In January 1968, Neosho emerged from overhaul at the Norfolk Naval Shipyard at Portsmouth, Virginia, to commence another three-year employment cycle beginning with refresher training and local operations, followed by two seven-month Mediterranean tours sandwiched between duty with the Second Fleet and ending in late 1970 with another overhaul. After routine support operations with the Second and Sixth Fleets, Neosho entered a brief overhaul at Norfolk Naval Shipyard. On 1 February 1972, she supported Operation Springboard in the Puerto Rican operating area, returning to Norfolk in early March 1972 prior to deploying to the Sixth Fleet in April 1972. In the Mediterranean, she conducted about 100 refuelings at sea and port visits to Palma de Majorca, Naples, Athens, Ville de France, and Barcelona.

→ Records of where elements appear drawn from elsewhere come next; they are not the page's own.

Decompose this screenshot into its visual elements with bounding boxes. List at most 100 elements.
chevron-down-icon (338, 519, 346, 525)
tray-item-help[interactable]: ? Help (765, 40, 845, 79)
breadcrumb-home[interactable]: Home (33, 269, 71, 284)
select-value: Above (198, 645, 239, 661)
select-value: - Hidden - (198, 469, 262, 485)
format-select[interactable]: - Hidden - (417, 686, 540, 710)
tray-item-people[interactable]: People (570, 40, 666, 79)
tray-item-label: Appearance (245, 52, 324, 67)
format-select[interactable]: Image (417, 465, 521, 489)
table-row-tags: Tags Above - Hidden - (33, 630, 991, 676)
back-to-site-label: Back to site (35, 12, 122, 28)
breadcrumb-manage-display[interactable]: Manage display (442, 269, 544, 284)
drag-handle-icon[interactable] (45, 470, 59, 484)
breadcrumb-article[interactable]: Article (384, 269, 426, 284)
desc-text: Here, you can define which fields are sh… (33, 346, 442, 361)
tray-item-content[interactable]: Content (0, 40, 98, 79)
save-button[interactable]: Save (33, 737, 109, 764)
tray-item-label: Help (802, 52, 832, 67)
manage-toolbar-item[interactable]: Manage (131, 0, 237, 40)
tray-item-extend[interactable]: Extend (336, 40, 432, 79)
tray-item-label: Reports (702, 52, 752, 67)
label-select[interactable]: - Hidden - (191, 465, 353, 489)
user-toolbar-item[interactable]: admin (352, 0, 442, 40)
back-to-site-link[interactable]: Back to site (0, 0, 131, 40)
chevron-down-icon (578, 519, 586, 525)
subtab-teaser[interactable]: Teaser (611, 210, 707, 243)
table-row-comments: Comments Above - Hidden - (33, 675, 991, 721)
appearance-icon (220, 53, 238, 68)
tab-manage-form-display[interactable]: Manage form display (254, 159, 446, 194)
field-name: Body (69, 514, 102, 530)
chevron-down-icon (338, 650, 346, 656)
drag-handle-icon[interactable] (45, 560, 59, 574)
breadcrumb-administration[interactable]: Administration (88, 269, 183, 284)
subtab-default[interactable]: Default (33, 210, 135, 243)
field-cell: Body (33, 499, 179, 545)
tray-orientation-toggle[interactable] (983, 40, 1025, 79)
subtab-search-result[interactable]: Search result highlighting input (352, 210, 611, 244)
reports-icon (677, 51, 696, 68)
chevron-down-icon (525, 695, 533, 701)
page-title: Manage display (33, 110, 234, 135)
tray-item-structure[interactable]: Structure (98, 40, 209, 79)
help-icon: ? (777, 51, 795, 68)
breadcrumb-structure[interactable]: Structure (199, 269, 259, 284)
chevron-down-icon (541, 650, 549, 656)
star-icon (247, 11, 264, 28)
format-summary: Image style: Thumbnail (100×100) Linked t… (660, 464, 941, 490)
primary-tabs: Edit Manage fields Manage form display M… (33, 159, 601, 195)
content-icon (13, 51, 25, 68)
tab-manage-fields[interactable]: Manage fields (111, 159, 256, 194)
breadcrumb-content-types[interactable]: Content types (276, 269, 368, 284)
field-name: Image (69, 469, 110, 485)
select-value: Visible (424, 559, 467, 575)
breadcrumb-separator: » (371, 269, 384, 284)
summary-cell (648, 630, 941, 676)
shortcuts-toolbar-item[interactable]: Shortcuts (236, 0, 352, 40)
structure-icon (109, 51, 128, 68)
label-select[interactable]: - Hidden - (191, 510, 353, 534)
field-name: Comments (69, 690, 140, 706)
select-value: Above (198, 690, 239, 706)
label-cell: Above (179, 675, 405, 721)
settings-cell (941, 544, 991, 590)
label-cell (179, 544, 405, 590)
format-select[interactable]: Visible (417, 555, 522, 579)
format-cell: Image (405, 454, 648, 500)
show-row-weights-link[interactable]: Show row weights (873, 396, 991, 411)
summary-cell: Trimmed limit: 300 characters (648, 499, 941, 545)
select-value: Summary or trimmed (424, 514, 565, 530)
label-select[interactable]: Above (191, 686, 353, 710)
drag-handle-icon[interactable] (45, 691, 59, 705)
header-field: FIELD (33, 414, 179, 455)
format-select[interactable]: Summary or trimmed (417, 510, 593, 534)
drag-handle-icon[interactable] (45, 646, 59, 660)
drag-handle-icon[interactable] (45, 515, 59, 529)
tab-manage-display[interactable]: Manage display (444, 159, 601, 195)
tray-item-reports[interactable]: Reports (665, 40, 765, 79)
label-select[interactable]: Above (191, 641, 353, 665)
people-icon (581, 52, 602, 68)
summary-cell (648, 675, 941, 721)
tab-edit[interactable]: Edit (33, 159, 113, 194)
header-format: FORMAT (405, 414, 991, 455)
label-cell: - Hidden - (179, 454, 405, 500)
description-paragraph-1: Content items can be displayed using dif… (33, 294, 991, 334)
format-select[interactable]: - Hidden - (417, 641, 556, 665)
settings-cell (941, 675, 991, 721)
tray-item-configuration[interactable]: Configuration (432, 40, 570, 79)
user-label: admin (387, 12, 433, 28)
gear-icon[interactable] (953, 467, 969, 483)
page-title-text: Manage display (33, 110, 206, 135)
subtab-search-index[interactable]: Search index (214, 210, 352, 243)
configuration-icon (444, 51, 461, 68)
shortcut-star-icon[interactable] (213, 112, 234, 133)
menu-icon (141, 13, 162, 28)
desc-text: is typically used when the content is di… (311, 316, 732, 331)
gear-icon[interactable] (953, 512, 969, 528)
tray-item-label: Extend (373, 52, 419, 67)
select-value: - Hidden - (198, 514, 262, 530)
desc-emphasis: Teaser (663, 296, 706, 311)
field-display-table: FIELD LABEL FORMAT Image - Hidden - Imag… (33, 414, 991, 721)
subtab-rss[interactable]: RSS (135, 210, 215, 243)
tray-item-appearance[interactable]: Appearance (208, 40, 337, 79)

===Military Sealift Command, 1978-1992===
Neosho was decommissioned on 25 May 1978 and placed in non-commissioned service with the Military Sealift Command as USNS Neosho (T-AO-143), continuing her U.S. Navy service with a civilian crew. She was placed out of service in 1992, and struck from the Naval Vessel Register on 16 February 1994.

==Disposal==
Neosho was transferred to the United States Maritime Administration (MARAD) on 1 May 1999 for lay-up in the National Defense Reserve Fleet, James River, Fort Eustis, Virginia. She returned to U.S. Navy custody in 2005 and was sold for scrapping on 2 February 2005. The scrapping was completed at International Shipbreaking of Brownsville, Texas, on 8 November 2005.

==Commemoration==
To honor all auxiliary fleet oilers named after rivers with Native American names, Veterans of Foreign Wars Linden-Tripkos Post #6654 in De Soto, Kansas, installed Neosho′s ship's bell next to the post's gateway memorial. This artifact was a proxy for the previous USS Neosho that served in World War II.